Catherine soupire, hoche la tête.
-" Malheureusement, il y en a partout. Les matches de foot, cette saloperie de tour de France avec leur vélos de merde et l'autre accordéonniste, là, comment elle s'appelle la chose à cheveux rouges ?"
-"Yvette Horner"
-"Gurdjieff dit que c'est l'évolution spirituelle qui distingue les hommes."
Il y a un silence. C'est heureux pour Yvette Horner. Je l'imagine assise face à Catherine, en bleu-blanc-rouge, avec sa bonne tête et son accent. Je crois l'entendre dire :
-" Mais qu'est-ce que je t'ai fait, moi ? J'essaie d'apporter du bonheur aux gens, c'est répréhensible ?"
Au lieu de ça, je dis :
-" Je vais vous paraître encore plus con.

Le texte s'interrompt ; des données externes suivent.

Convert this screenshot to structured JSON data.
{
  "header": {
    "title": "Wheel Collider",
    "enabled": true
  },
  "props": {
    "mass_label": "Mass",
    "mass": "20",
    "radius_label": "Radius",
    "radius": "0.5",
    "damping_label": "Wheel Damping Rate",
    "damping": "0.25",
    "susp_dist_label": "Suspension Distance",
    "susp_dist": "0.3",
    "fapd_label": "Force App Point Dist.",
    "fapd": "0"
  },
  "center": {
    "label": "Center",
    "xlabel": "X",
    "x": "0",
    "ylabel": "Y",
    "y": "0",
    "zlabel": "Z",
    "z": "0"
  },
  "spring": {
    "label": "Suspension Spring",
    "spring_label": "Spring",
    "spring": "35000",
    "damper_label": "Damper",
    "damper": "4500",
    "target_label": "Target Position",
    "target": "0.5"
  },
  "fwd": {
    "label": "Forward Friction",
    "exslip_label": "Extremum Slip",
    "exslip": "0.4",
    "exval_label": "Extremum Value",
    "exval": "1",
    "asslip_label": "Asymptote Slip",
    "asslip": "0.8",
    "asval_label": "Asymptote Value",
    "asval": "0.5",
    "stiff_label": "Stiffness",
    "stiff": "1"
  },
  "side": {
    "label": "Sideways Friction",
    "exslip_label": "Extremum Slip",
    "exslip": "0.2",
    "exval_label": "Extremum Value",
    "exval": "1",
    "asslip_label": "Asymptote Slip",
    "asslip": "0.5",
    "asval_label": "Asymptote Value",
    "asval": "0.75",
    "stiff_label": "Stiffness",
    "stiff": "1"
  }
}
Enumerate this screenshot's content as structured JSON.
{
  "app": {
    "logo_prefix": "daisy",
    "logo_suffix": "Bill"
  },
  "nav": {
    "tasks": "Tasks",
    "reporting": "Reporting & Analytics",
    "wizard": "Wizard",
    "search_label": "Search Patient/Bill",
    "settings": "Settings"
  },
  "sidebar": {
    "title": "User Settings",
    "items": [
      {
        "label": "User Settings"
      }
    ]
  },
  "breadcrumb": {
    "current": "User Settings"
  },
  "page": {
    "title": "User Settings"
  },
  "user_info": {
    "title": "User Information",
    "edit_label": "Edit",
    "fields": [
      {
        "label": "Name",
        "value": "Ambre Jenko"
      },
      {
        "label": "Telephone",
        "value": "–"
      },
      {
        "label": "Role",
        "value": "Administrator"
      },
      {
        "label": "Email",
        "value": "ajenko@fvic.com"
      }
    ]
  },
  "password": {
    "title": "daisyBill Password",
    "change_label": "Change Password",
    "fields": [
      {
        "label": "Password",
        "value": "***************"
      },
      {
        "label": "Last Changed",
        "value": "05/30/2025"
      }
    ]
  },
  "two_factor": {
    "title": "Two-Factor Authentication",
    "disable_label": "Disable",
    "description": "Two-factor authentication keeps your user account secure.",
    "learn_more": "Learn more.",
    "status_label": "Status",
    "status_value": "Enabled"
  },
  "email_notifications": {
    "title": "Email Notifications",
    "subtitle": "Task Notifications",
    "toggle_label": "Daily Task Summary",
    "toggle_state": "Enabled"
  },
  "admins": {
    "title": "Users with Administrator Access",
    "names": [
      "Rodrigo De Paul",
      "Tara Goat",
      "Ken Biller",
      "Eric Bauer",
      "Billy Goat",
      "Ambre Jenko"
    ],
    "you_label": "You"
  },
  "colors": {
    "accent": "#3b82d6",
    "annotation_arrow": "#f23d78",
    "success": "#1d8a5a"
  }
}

C'est quoi l'évolution spirituelle ? Elle consiste en quoi ?"
Jean-Michel s'est levé. Il atteint la table pour saisir la bouteille de Canada dry, qu'il se verse dans un verre. Il sourit.

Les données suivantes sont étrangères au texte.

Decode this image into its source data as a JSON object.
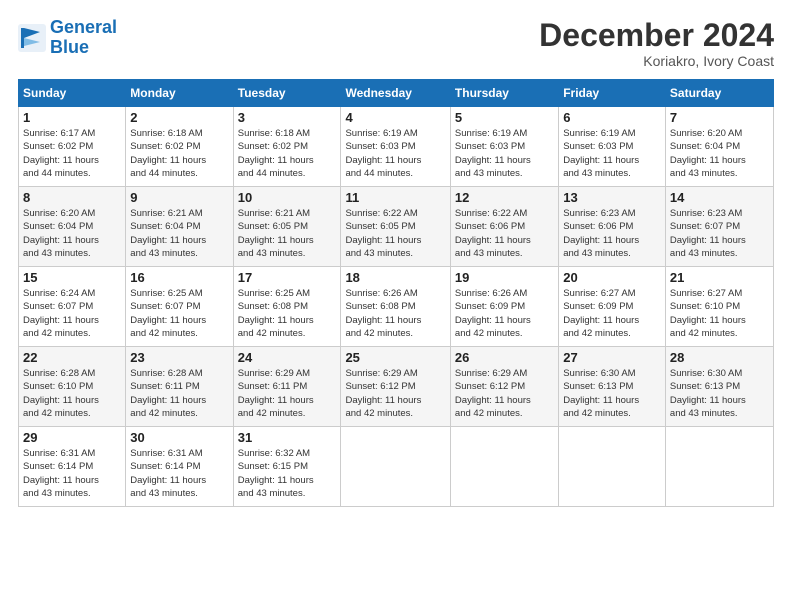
{
  "logo": {
    "line1": "General",
    "line2": "Blue"
  },
  "title": "December 2024",
  "location": "Koriakro, Ivory Coast",
  "days_of_week": [
    "Sunday",
    "Monday",
    "Tuesday",
    "Wednesday",
    "Thursday",
    "Friday",
    "Saturday"
  ],
  "weeks": [
    [
      {
        "day": "1",
        "info": "Sunrise: 6:17 AM\nSunset: 6:02 PM\nDaylight: 11 hours\nand 44 minutes."
      },
      {
        "day": "2",
        "info": "Sunrise: 6:18 AM\nSunset: 6:02 PM\nDaylight: 11 hours\nand 44 minutes."
      },
      {
        "day": "3",
        "info": "Sunrise: 6:18 AM\nSunset: 6:02 PM\nDaylight: 11 hours\nand 44 minutes."
      },
      {
        "day": "4",
        "info": "Sunrise: 6:19 AM\nSunset: 6:03 PM\nDaylight: 11 hours\nand 44 minutes."
      },
      {
        "day": "5",
        "info": "Sunrise: 6:19 AM\nSunset: 6:03 PM\nDaylight: 11 hours\nand 43 minutes."
      },
      {
        "day": "6",
        "info": "Sunrise: 6:19 AM\nSunset: 6:03 PM\nDaylight: 11 hours\nand 43 minutes."
      },
      {
        "day": "7",
        "info": "Sunrise: 6:20 AM\nSunset: 6:04 PM\nDaylight: 11 hours\nand 43 minutes."
      }
    ],
    [
      {
        "day": "8",
        "info": "Sunrise: 6:20 AM\nSunset: 6:04 PM\nDaylight: 11 hours\nand 43 minutes."
      },
      {
        "day": "9",
        "info": "Sunrise: 6:21 AM\nSunset: 6:04 PM\nDaylight: 11 hours\nand 43 minutes."
      },
      {
        "day": "10",
        "info": "Sunrise: 6:21 AM\nSunset: 6:05 PM\nDaylight: 11 hours\nand 43 minutes."
      },
      {
        "day": "11",
        "info": "Sunrise: 6:22 AM\nSunset: 6:05 PM\nDaylight: 11 hours\nand 43 minutes."
      },
      {
        "day": "12",
        "info": "Sunrise: 6:22 AM\nSunset: 6:06 PM\nDaylight: 11 hours\nand 43 minutes."
      },
      {
        "day": "13",
        "info": "Sunrise: 6:23 AM\nSunset: 6:06 PM\nDaylight: 11 hours\nand 43 minutes."
      },
      {
        "day": "14",
        "info": "Sunrise: 6:23 AM\nSunset: 6:07 PM\nDaylight: 11 hours\nand 43 minutes."
      }
    ],
    [
      {
        "day": "15",
        "info": "Sunrise: 6:24 AM\nSunset: 6:07 PM\nDaylight: 11 hours\nand 42 minutes."
      },
      {
        "day": "16",
        "info": "Sunrise: 6:25 AM\nSunset: 6:07 PM\nDaylight: 11 hours\nand 42 minutes."
      },
      {
        "day": "17",
        "info": "Sunrise: 6:25 AM\nSunset: 6:08 PM\nDaylight: 11 hours\nand 42 minutes."
      },
      {
        "day": "18",
        "info": "Sunrise: 6:26 AM\nSunset: 6:08 PM\nDaylight: 11 hours\nand 42 minutes."
      },
      {
        "day": "19",
        "info": "Sunrise: 6:26 AM\nSunset: 6:09 PM\nDaylight: 11 hours\nand 42 minutes."
      },
      {
        "day": "20",
        "info": "Sunrise: 6:27 AM\nSunset: 6:09 PM\nDaylight: 11 hours\nand 42 minutes."
      },
      {
        "day": "21",
        "info": "Sunrise: 6:27 AM\nSunset: 6:10 PM\nDaylight: 11 hours\nand 42 minutes."
      }
    ],
    [
      {
        "day": "22",
        "info": "Sunrise: 6:28 AM\nSunset: 6:10 PM\nDaylight: 11 hours\nand 42 minutes."
      },
      {
        "day": "23",
        "info": "Sunrise: 6:28 AM\nSunset: 6:11 PM\nDaylight: 11 hours\nand 42 minutes."
      },
      {
        "day": "24",
        "info": "Sunrise: 6:29 AM\nSunset: 6:11 PM\nDaylight: 11 hours\nand 42 minutes."
      },
      {
        "day": "25",
        "info": "Sunrise: 6:29 AM\nSunset: 6:12 PM\nDaylight: 11 hours\nand 42 minutes."
      },
      {
        "day": "26",
        "info": "Sunrise: 6:29 AM\nSunset: 6:12 PM\nDaylight: 11 hours\nand 42 minutes."
      },
      {
        "day": "27",
        "info": "Sunrise: 6:30 AM\nSunset: 6:13 PM\nDaylight: 11 hours\nand 42 minutes."
      },
      {
        "day": "28",
        "info": "Sunrise: 6:30 AM\nSunset: 6:13 PM\nDaylight: 11 hours\nand 43 minutes."
      }
    ],
    [
      {
        "day": "29",
        "info": "Sunrise: 6:31 AM\nSunset: 6:14 PM\nDaylight: 11 hours\nand 43 minutes."
      },
      {
        "day": "30",
        "info": "Sunrise: 6:31 AM\nSunset: 6:14 PM\nDaylight: 11 hours\nand 43 minutes."
      },
      {
        "day": "31",
        "info": "Sunrise: 6:32 AM\nSunset: 6:15 PM\nDaylight: 11 hours\nand 43 minutes."
      },
      null,
      null,
      null,
      null
    ]
  ]
}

-" C'est vrai que tu es con, mais tu es de bonne volonté. L'évolution spirituelle est dans la conception qu'on se fait du monde. Un sublunaire n'a pas de conception du monde. Il mange, il chie, il dort et il se reproduit. ça peut aller jusqu'à tondre le gazon ou réparer le garage. Tout tourne autour de lui. Il n'y a que lui. Lui et sa smala polluante".
-" Si ce que tu dis est vrai alors on est mal barrés. Ils sont des millions. Peut-être bien des milliards. Et tu vas en faire quoi ?"

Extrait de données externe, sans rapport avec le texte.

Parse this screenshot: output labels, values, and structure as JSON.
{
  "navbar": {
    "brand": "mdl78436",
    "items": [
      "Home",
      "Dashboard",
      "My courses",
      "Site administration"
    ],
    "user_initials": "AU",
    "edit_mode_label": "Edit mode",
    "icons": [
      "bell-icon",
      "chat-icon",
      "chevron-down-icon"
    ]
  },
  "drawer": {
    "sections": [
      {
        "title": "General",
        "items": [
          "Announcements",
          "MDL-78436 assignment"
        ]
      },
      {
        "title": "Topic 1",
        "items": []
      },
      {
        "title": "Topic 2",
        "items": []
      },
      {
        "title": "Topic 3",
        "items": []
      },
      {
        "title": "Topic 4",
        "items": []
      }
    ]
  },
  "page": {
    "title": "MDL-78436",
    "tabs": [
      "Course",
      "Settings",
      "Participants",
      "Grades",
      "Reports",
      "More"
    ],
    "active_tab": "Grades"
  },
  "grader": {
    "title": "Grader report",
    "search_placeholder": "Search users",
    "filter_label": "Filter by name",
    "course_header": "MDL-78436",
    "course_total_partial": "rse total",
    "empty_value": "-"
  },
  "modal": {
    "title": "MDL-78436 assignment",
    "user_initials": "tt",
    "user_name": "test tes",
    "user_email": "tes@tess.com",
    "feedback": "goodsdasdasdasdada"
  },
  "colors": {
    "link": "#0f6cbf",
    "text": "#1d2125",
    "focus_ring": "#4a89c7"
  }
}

-" Tu en veux ?", demande Jean-Michel à catherine, montrant la bouteille de Canada dry ( qui n'est pas du wisky)
-" Oui je veux bien. Avec de la glace."
-" Je vais en chercher"
Il disparaît dans la cuisine. C'est bizarre. Je n'ai pas soif. Catherine me regarde. Je me demande ce qu'elle voit.
Elle sourit vaguement, comme si elle pensait "Attends, tu vas voir, pauvre con." J'ai déjà été pris pour un con. ça ne me dérange pas tellement. Même, ça m'amuse. J'ai mis tellement de temps à comprendre qu'il y avait des cons dans le monde que j'en suis encore tout étonné. Je les reconnais à ce qu'ils me fatiguent. Tout à coup : plouf, je me sens épuisé. Un peu comme quand on veut ouvrir une porte avec la mauvaise clef. Vouloir convaincre quelqu'un d'une chose qu'il ne peut comprendre, c'est une mauvaise clef. Jean-Michel revient avec le verre. Il me jette un regard.
-" Tu veux boire quelque chose ?"
-" Non, merci. ça va.Alors, la solution finale, c'est quoi ?" Je note qu'il ne tique pas sur l'expression. Je crains le pire.
-" Gurdjieff voit les choses comme ça", enchaine-t-il en s'asseyant. " Il y a les Grands Éveillés qui décident, les Grands Convaincants qui communiquent et les automates qui exécutent."
J'essaie de me figurer la chose. J'ai l'impression que c'est déjà comme ça. Ceux qui ont le pouvoir, ceux qui communiquent et ceux qui bossent.
je demande :
-" Tout ça pour faire quoi ?"
-" Tu trouves que ce monde est beau et juste, toi ?" Réplique-t-il

Je contemple mes chaussures.
J'aime bien ces chaussures là. Je les ai achetées à Rouen. Un coup de coeur. A la fois pour la matière - c'est du chevreau - que pour la couleur : un gris clair qui tire sur le vert. Qu'est-ce que j'étais allé faire à Rouen ? Ha oui: tirer les cartes dans un hyper-marché. Une petite guérite et cent personnes qui attendent, la plupart dans l'angoisse. Quel sera mon destin ? Est-ce que je vais trouver l'homme de ma vie ? Est-ce que je suis enceinte ? Est-ce que je vais trouver du travail ?
Un monde beau et juste...
Je ne sais pas. Mais les gens sont là, qui ne valent ni moins ni plus que moi, avec leur espoir et leur désespoir, leur ignorance de quoi faire de soi. Je vois des visages, des regards. je vois des coeurs qui battent. Des larmes qui coulent. Je vois cet homme gris assis, là, devant l'étal des cartes. Il ne le comprend pas, mais tout est mauvais. Je ne veux pas le lui dire alors je l'interroge. Il sussure qu'il vient de perdre son travail et comme il se sentait faible, il a fait des analyses. Entre temps sa femme l'a quitté. Il vient d'avoir les résultats. c'est un cancer. Il se lève pour partir. Je le prends dans mes bras. Pourquoi n'ai-je pas le pouvoir de l'aider ? Voilà exactement ce qui est injuste. Pourquoi suis-je impuissant ?
-" Tu trouves ce monde beau et juste ?" Répète Jean-Michel.
-" Je ne sais pas. Je me trouve trop petit et trop con. Il est dix-huit heures maintenant, faut que je rentre."